Deck safety is a crucial, though often overlooked aspect of home ownership. An estimated 12,000 homes have dangerous structures in risk of collapse. Severe injuries and even death are not uncommon when a balcony or deck collapses, and these structural failures happen more often than many property owners realise.
Make Deck Safety a Priority
Structural damage to decks and balconies can result in tragic consequences, so it’s vital for homeowners to be vigilant about deck maintenance and repair. If you’re purchasing a new property which features a deck, are considering the addition of a deck to your property or simply have concerns about the structural integrity of an existing deck or balcony, it’s wise to consult a professional to have those concerns addressed. A qualified Building Inspector can help you uncover areas of potential concern, making your deck a safe and secure place to entertain or relax at the end of a long day.
How to Spot Problem Balconies
Some signs of compromised structural integrity are easy for even the untrained eye to spot. Visible signs of wet rot, corrosion, rust and damaged supports can be easily seen and quickly remedied. The problem is, not all factors which contribute to balconies’ collapsing are easily visible.
Protecting Yourself and Your Property from Risk of Collapse
One of the things that often make it difficult for property owners to prevent balconies from collapsing is the sheer number of factors which can lead to a collapse.
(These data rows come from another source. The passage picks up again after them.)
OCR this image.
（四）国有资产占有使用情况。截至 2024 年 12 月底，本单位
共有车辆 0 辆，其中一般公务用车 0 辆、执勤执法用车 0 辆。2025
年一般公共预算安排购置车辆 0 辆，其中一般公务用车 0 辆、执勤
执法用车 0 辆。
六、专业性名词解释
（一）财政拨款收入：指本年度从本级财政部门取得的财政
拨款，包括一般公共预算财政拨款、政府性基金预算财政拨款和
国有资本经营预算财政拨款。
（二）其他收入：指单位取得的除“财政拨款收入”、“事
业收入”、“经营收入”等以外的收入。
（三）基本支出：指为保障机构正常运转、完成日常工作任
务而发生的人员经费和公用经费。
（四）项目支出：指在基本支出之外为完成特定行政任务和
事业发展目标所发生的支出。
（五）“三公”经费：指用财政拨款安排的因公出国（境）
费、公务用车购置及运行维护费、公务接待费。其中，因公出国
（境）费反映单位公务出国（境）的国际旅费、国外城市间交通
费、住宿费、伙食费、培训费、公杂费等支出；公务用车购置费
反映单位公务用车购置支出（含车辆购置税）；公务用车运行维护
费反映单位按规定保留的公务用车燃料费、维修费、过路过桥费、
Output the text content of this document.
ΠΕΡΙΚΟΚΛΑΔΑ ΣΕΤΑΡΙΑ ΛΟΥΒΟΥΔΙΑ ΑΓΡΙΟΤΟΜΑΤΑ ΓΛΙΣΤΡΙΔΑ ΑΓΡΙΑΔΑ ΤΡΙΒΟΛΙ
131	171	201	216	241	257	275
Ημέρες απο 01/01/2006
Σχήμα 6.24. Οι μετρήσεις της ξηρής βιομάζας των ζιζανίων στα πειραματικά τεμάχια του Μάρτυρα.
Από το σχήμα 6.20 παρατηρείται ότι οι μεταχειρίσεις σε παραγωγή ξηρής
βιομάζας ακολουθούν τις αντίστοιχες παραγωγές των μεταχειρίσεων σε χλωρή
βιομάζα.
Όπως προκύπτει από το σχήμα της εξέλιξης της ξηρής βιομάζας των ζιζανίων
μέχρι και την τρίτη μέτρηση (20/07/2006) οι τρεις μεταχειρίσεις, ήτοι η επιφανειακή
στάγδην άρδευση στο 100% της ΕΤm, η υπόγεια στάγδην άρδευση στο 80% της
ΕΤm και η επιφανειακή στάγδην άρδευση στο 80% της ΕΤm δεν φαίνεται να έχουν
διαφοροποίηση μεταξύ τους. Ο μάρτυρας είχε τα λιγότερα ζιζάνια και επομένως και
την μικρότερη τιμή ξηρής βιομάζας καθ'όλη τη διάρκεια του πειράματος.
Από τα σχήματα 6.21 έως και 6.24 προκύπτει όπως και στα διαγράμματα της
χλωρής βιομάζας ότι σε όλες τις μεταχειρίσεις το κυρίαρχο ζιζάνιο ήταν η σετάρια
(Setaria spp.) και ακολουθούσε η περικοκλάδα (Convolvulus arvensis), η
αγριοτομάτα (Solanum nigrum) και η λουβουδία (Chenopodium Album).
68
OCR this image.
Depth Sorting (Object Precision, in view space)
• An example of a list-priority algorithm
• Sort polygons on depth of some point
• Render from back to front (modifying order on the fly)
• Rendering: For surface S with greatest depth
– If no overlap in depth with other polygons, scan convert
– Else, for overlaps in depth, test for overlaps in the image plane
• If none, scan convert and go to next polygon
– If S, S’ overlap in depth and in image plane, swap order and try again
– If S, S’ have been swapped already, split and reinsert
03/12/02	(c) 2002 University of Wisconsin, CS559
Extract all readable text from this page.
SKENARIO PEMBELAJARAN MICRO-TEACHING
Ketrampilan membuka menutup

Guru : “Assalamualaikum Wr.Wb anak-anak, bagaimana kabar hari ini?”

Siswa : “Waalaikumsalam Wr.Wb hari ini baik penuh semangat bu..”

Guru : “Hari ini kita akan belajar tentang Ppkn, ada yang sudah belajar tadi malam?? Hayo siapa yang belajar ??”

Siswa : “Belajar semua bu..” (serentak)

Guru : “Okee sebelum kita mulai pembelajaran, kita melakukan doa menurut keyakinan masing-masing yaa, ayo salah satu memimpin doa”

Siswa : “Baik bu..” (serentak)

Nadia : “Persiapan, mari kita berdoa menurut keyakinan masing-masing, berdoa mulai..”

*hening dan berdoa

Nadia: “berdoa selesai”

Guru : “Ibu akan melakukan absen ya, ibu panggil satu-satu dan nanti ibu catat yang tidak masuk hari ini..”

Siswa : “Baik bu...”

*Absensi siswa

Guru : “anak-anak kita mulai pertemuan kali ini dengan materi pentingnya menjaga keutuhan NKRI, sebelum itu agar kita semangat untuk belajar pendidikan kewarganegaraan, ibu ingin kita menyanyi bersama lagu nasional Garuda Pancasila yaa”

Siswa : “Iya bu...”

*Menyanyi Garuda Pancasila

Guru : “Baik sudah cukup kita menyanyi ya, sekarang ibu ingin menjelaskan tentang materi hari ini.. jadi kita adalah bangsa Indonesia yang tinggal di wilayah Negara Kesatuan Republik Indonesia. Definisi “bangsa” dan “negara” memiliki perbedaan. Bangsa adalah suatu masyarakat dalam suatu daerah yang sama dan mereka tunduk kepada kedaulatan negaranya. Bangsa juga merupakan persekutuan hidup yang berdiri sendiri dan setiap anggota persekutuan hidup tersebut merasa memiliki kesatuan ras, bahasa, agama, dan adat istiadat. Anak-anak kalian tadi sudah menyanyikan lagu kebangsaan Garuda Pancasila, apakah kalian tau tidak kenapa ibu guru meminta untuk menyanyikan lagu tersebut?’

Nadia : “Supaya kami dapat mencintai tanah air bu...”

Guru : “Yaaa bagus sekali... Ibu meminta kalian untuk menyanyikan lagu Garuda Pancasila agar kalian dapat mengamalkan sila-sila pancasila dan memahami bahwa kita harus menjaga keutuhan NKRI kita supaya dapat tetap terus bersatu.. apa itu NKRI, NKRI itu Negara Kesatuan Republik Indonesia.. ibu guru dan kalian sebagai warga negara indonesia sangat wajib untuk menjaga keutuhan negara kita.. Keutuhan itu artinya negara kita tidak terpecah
Dry or wet rot, moisture and pest damage to timbers, corroding concrete and metal fixings, coastal air conditions and overloading can all contribute to or independently cause balconies to weaken and eventually collapse.
In order to protect yourself, your visitors, tenants and your real estate investment from damage, injury and tragedy, it’s absolutely vital to keep decks and balconies in good repair. This means getting structures checked by using a reputable building inspection company, and then actively working: to prevent timber pest activity; keeping an eye out for any warning signs of potential damage to the structure; and ensuring proper drainage to avoid rot.
These service providers do not offer repair services and have no financial stake in the findings of a report, so there’s no chance for conflict of interest. A qualified building inspector will look for signs of an increased risk of collapse, thus equipping you with the information you need to keep your balconies and decks safe, secure and structurally sound and ensuring they comply with building regulations. For example, timber handrails and balusters can rot or may not comply with new safety standards. Now, they must 1metre high and balusters no wider than 125mm apart (so a child can’t squeeze their head through). An inspector can advise on whether your structures need work in order to meet improved safety requirements, and reduce your risk as an owner.
So, don’t allow yourself to be responsible for injury to visitors on your property, or be held liable for damages as a result of a balcony collapse. Make sure your balconies and decking are inspected by a professional and given a clean bill of health before allowing people on it, and keep loads manageable. Remember, even balconies or decks in good repair can collapse if they’re overloaded by too many people and too much weight.